Blogger outreach in PR is like working with gasoline. Work with it correctly and it makes the vehicle go. Do it incorrectly and it blows up with disastrous consequences.
I am amazed at the number of PR firms who have an astounding lack of understanding at not only the basics of public relations, but also the basics of civility and common sense.
Until yesterday, one of the best recent examples of this phenomenon was ConAgra’s PR firm tricking bloggers about Marie Callender food, but some email exchanges yesterday provide us with a classic textbook debacle.
Instead of a recap, I’ll just let you read the story of how a few employees at BrandLink Communications have nearly destroyed their business with a bad pitch to the Bloggess. (warning: profanity-laden)
Their first basic mistake was relevance. While the point of PR is to get mentioned in as many forms of media as possible, too many firms just blast their entire contact list with every pitch. Look at the placement (whether it’s a blogger or traditional print/broadcast outlet) and see if what you’re pitching is similar to the type of content and audience they have.

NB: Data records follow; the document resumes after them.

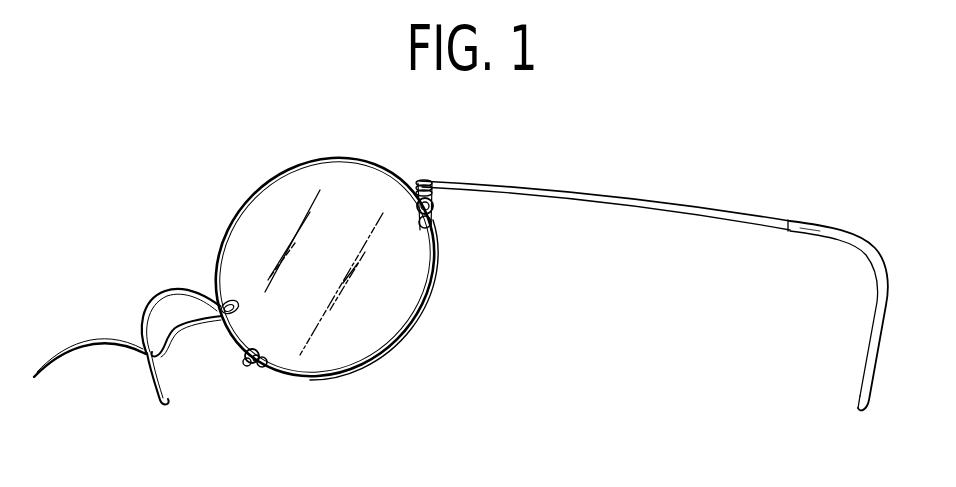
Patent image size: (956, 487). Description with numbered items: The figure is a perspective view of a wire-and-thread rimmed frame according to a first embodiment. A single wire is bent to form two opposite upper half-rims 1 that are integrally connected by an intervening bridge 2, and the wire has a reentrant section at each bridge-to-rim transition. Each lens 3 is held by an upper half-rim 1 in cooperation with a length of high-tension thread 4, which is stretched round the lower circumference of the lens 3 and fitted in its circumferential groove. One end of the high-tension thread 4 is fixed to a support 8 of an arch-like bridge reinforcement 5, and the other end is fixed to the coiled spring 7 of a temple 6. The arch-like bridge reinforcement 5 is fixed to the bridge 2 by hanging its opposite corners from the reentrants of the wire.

The upper half-rim 1 is at (280, 180).
The bridge 2 is at (163, 290).
The lens 3 is at (335, 332).
The high-tension thread 4 is at (402, 333).
The arch-like bridge reinforcement 5 is at (180, 327).
The temple 6 is at (595, 191).
The coiled spring 7 is at (436, 200).
The support 8 is at (234, 340).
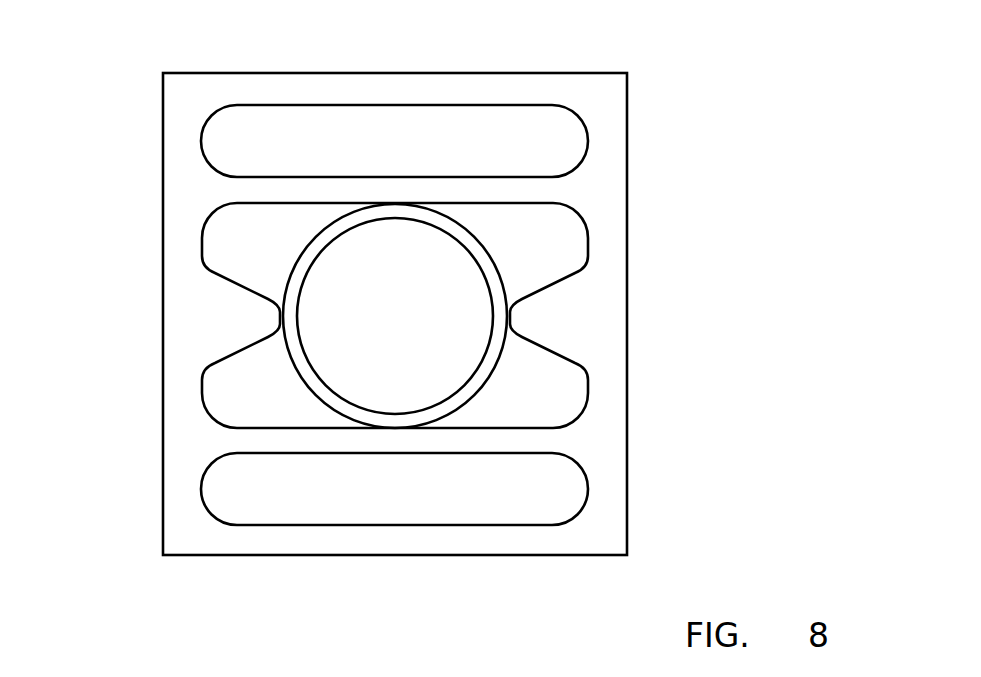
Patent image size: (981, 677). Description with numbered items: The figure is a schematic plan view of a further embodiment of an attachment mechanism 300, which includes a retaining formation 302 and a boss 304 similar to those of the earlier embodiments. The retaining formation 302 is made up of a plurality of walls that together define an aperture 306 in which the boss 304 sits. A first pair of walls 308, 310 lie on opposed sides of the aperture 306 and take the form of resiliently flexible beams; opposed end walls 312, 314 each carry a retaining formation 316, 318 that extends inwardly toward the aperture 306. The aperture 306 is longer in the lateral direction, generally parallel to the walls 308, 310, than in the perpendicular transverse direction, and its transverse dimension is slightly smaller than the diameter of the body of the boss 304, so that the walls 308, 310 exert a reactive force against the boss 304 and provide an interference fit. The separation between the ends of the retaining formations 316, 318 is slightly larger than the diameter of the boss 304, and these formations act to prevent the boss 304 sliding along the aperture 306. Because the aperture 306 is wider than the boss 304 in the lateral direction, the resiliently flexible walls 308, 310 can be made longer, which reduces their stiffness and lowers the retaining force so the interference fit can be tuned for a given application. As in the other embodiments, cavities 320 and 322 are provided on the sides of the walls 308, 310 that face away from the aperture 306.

The attachment mechanism 300 is at (690, 135).
The retaining formation 302 is at (627, 322).
The boss 304 is at (490, 280).
The aperture 306 is at (568, 225).
The first wall 308 is at (520, 190).
The first wall 310 is at (490, 440).
The end wall 312 is at (232, 330).
The end wall 314 is at (561, 322).
The retaining formation 316 is at (260, 313).
The retaining formation 318 is at (533, 313).
The cavity 320 is at (327, 140).
The cavity 322 is at (312, 490).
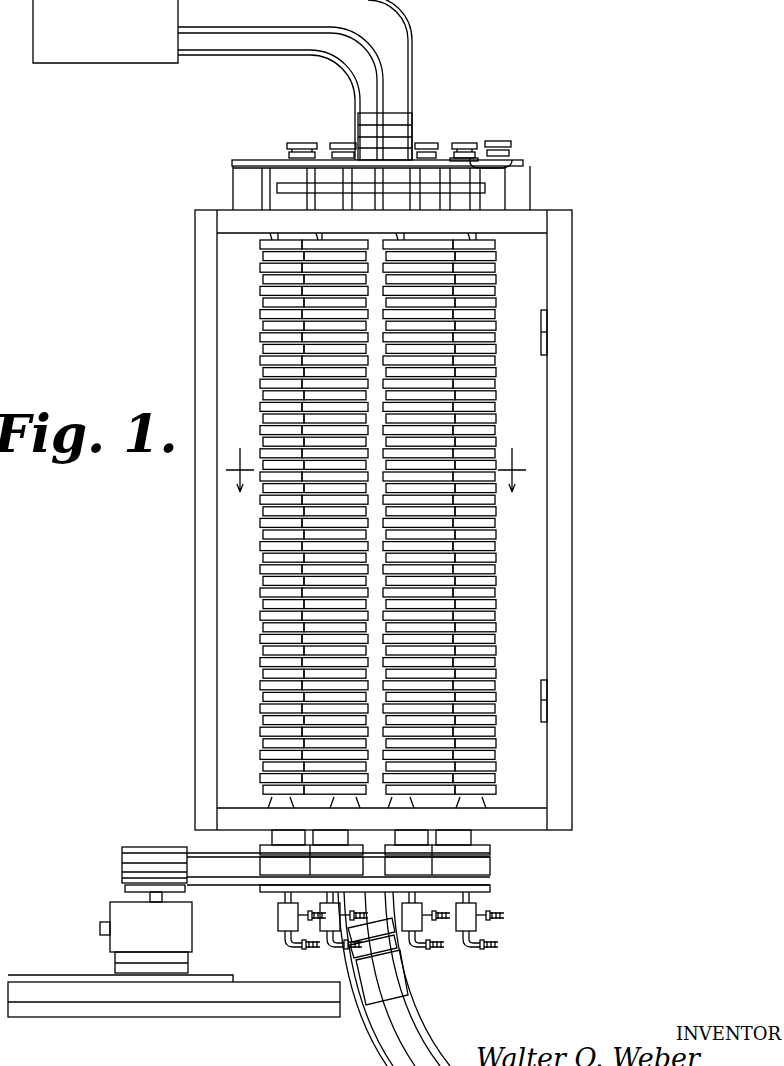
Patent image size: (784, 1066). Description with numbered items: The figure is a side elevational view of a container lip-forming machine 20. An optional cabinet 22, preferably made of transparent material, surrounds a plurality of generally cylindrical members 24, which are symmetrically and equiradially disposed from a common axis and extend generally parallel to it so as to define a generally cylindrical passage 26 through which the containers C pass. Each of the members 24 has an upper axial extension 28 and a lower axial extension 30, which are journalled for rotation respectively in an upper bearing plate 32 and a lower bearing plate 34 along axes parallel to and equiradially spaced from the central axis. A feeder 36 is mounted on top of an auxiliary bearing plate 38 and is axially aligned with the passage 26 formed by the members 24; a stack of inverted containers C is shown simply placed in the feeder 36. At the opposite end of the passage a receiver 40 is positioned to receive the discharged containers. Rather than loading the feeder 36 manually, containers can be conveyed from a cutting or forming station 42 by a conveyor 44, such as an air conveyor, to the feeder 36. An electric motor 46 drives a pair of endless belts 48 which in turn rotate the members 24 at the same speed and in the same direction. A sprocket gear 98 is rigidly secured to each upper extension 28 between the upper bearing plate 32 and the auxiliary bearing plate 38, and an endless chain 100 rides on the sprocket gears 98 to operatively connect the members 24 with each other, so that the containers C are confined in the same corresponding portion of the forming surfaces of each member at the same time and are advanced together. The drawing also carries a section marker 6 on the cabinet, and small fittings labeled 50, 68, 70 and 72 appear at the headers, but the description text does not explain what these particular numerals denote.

The container lip-forming machine 20 is at (415, 520).
The cabinet 22 is at (533, 390).
The generally cylindrical members 24 is at (492, 551).
The generally cylindrical passage 26 is at (381, 203).
The upper axial extension 28 is at (480, 198).
The lower axial extension 30 is at (472, 804).
The upper bearing plate 32 is at (518, 225).
The lower bearing plate 34 is at (476, 825).
The feeder 36 is at (414, 86).
The auxiliary bearing plate 38 is at (536, 163).
The receiver 40 is at (428, 1010).
The cutting or forming station 42 is at (128, 44).
The conveyor 44 is at (222, 58).
The electric motor 46 is at (96, 896).
The endless belts 48 is at (215, 858).
The drain valves 50 is at (391, 920).
The coupling nut 68 is at (452, 152).
The coupling washer 70 is at (472, 143).
The coupling bracket 72 is at (490, 165).
The sprocket gear 98 is at (300, 166).
The endless chain 100 is at (272, 185).
The containers C is at (408, 126).
The section line 6- 6 is at (373, 477).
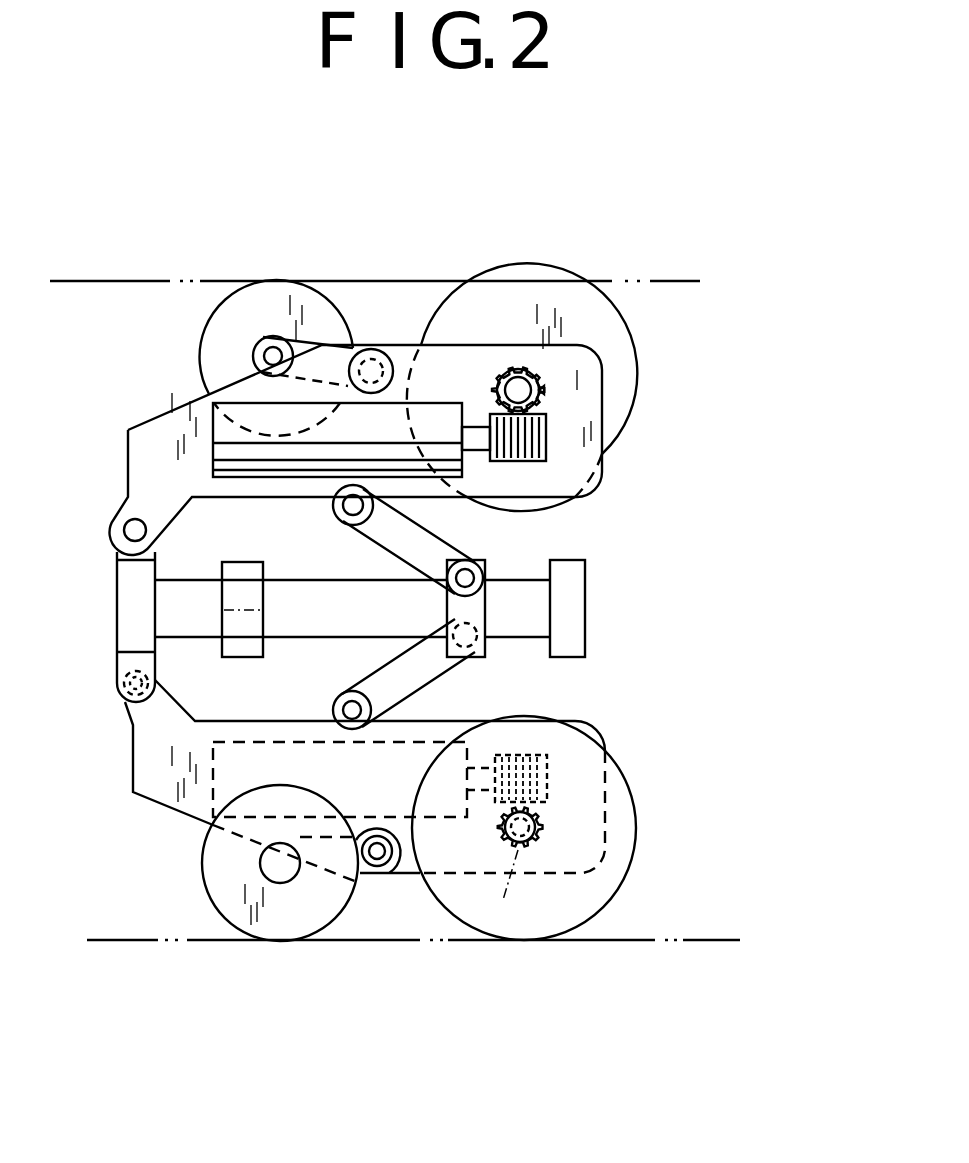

For some reason, I keep getting emails from a PR firm who wants me to write about MRI machines here on the Shotgun Marketing Blog. They have not researched. Shoddy research doesn’t count either. I get a few pitches a week wanting me to write about guns and/or ammunition.
Another tenet of sending out good pitches is basic proofreading. If you look at the quotes from BrandLink Comm’s original pitch, it’s rampant with spelling and grammar errors. There’s now an entire generation of young professionals who are now sending out professional emails with the laissez-faire style of online communication and texting. It might work with some bloggers, but you’re going to immediately be deleted by the traditional editor who has an AP Stylebook sitting next to the Bible.
While BrandLink Comm had a bad pitch to start with (as The Bloggess tried to tell them with the Wil Wheaton link), this issue was compounded by arrogance, hubris, and rudeness. In PR, you’re basically going with hat-in-hand and asking for help. Be respectful of their audience and their time.
And when you do mess up, say you’re sorry and mean it. BrandComm has sent the Bloggess an email apology and apologized on their Facebook page, but the offensive VP (Jose) continues to be glib and use non-apologies on his Twitter feed.
All PR firms who reach out to bloggers need to have a training with all their employees using this instance as the prime case study. (Need a trainer?)
And always remember, reply-all is the most dangerous thing on your computer.
Update: This is not the first time that Jose has ticked off a high-profile blogger.